Taxonomic review of Leiosphaeridia from the Mesozoic and Tertiary. Stockholm Contrib. Geol., 38 (2): 21—33. Stockholm. ISBN 91-22-00502-1. ISSN 0585-3532. — Buy at the lowest prices among books in Sweden.
Lindgren, S., 1982.
Algal coenobia and leiospheres from the Upper Riphean of the Turukhansk region, eastern Siberia. Stockholm Contrib. Geol., 38 (3): 35—45. Stockholm.
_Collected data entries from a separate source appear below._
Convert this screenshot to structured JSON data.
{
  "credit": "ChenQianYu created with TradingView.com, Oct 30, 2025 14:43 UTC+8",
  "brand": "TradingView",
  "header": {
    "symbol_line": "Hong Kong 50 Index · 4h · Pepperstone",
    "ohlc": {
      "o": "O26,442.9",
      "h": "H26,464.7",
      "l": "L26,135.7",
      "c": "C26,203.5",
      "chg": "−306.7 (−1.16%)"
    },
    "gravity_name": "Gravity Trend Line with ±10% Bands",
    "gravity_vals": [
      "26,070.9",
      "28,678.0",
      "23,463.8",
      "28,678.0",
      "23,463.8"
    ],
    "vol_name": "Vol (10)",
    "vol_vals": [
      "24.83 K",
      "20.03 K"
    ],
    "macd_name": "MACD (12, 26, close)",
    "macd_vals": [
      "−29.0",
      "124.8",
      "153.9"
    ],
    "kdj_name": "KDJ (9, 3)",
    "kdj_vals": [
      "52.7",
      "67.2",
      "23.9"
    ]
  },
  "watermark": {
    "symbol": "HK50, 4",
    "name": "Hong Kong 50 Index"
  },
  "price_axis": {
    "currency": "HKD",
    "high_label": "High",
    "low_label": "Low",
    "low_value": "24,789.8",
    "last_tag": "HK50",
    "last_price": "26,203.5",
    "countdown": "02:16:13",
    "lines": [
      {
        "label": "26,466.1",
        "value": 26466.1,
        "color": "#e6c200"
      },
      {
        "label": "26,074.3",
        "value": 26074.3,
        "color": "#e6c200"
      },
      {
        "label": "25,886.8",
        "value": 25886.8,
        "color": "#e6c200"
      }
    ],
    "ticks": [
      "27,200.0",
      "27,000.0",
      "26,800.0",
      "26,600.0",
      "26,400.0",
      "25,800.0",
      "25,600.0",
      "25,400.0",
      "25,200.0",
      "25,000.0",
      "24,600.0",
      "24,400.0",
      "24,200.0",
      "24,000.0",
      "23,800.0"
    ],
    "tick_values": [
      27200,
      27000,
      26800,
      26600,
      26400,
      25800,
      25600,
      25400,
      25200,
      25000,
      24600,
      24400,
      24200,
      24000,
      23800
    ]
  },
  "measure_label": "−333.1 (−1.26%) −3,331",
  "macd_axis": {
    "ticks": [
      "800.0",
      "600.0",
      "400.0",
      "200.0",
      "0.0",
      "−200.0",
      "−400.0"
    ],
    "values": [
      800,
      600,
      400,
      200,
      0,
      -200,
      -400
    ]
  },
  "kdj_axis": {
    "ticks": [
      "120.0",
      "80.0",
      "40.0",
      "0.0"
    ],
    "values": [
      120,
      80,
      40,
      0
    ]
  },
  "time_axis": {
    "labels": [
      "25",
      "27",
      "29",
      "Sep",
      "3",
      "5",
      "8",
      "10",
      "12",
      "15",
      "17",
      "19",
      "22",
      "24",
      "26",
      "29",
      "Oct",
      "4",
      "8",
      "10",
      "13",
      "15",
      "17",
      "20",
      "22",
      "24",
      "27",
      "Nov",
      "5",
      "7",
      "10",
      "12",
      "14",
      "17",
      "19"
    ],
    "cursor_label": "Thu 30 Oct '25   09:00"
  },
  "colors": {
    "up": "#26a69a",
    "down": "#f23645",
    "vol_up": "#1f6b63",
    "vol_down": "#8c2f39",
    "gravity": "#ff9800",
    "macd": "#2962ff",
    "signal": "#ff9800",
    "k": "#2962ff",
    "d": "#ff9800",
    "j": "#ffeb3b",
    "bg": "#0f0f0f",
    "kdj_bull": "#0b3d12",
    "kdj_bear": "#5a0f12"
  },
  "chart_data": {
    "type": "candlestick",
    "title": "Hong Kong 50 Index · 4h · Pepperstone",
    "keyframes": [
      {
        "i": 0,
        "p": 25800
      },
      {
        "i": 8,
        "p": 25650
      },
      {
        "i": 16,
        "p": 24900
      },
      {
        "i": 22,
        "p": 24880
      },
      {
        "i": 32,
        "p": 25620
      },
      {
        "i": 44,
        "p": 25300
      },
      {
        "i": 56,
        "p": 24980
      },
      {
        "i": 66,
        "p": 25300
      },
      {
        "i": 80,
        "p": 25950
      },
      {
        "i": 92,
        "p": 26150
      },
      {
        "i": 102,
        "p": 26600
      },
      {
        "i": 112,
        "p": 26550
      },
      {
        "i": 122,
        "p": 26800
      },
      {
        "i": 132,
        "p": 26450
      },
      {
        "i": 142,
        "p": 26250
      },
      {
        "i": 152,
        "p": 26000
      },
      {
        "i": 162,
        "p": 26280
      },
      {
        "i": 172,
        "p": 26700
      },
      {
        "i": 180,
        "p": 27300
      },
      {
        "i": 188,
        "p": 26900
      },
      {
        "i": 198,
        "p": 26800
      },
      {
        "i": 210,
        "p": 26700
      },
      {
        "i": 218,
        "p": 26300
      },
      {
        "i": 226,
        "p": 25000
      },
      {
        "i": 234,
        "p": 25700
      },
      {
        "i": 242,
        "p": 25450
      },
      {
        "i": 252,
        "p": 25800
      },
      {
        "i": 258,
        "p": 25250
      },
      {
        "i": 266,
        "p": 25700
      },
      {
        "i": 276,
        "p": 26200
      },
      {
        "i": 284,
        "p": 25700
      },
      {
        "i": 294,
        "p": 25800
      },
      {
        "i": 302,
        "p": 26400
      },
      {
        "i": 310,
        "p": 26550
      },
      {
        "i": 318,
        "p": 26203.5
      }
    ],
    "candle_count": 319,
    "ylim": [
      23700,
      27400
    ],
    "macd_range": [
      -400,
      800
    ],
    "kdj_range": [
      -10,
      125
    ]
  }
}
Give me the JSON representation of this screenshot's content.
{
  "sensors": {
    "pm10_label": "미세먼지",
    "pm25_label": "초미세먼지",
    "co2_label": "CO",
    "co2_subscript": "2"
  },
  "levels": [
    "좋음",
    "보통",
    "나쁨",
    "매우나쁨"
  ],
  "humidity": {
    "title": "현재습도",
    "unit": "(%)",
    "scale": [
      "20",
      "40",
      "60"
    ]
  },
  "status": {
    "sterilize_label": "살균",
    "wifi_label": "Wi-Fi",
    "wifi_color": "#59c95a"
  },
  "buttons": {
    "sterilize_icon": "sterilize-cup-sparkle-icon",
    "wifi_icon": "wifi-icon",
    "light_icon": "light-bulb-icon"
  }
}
ISBN 91-22-00504-8. ISSN 0585-3532. — Buy at the lowest prices among books in Sweden.
Lindgren, S., 1982.
A new taxon of Leiosphaeridia (algae) from Upper Cretaceous clays, southern Sweden. Stockholm Contrib. Geol., 37 (11): 139—143. Stockholm. ISBN 91-22-00487-4. ISSN 0585-3532.
Lindgren, S., 1984.
A new taxon of Leiosphaeridia (algae) from Upper Cretaceous clays, southern Sweden. Stockholm Contrib. Geol., 39 (5): 139—144. Stockholm. ISBN 91-22-00517-x. ISSN 0585-3532. — Buy at the lowest prices among books in Sweden.